In Zusammenarbeit mit ehemaligen Gangmitgliedern unterstützt die Prem Rawat Foundation (TPRF) das Projekt „Saat der Hoffnung“, das in Ecuador mit Lebensmitteln, Saatgut und Anleitung zum Anbau ein nachhaltiges Ernährungskonzept fördert. TPRF initiierte dieses Projekt mit einer Beihilfe von 15.000 $, die jetzt auf 40.0000 $ aufgestockt wurde. Das von Projektmanager Paul Murtha zusammengestellte Video-Tagebuch gibt einen Einblick, wie das Projekt Menschen dabei hilft, während der Covid-19-Pandemie und darüber hinaus in Würde zu leben.

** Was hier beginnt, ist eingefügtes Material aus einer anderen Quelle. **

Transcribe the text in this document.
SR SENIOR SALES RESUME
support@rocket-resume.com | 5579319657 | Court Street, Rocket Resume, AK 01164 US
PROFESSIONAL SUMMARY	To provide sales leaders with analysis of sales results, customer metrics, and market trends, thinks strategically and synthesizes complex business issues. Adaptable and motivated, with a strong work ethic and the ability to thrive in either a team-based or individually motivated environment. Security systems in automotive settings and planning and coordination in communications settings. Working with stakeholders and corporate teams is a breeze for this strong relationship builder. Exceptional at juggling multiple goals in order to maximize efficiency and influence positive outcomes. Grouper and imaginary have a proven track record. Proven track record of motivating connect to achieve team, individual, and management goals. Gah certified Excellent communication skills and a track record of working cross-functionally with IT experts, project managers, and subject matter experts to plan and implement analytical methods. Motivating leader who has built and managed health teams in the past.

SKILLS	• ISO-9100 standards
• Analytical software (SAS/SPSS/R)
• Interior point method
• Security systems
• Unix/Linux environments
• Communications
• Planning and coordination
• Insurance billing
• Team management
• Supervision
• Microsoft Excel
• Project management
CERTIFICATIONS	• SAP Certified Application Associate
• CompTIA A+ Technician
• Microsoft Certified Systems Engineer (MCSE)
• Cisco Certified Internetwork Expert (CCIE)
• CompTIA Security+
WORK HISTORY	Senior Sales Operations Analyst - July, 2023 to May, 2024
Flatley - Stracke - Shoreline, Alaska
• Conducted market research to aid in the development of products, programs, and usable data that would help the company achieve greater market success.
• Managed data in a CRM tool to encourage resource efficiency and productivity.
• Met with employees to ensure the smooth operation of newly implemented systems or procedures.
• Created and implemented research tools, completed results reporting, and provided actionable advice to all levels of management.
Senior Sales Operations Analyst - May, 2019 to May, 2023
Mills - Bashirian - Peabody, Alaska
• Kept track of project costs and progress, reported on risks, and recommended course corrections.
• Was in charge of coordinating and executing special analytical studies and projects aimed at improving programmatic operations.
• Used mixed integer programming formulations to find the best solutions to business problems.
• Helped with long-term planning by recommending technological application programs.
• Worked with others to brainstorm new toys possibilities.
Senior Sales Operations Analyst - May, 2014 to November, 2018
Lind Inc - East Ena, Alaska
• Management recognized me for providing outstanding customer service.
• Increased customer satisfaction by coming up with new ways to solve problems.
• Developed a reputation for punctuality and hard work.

Das Video wird in verschiedenen Sprachen zu sehen sein, sobald die Übersetzungen verfügbar sind.

Lesen Sie eine Zusammenfassung des Videoberichts von Paul Murtha:

Das von der Prem Rawat Foundation (TPRF) gesponserte Programm „Saat der Hoffnung“ ist ein Beitrag zur Ernährungssicherheit in einigen schwer von der Covid-19-Pandemie betroffenen Gemeinden in der Provinz Imbabura, Ecuador. Es entstand aus der langjährigen Zusammenarbeit zwischen TPRF und der Gruppe Calle Paz y Respeto, ehemaligen Bandenmitgliedern aus dem Stadtviertel Alpachaca. Da wir wussten, dass viele betroffene Familien ohne Nahrung sind, weil sie ihre Häuser nicht verlassen dürfen, um zu arbeiten, begannen wir zusammen mit Mitgliedern von Calle Paz y Respeto mit der Verteilung von Soforthilfe-Lebensmittelkörben.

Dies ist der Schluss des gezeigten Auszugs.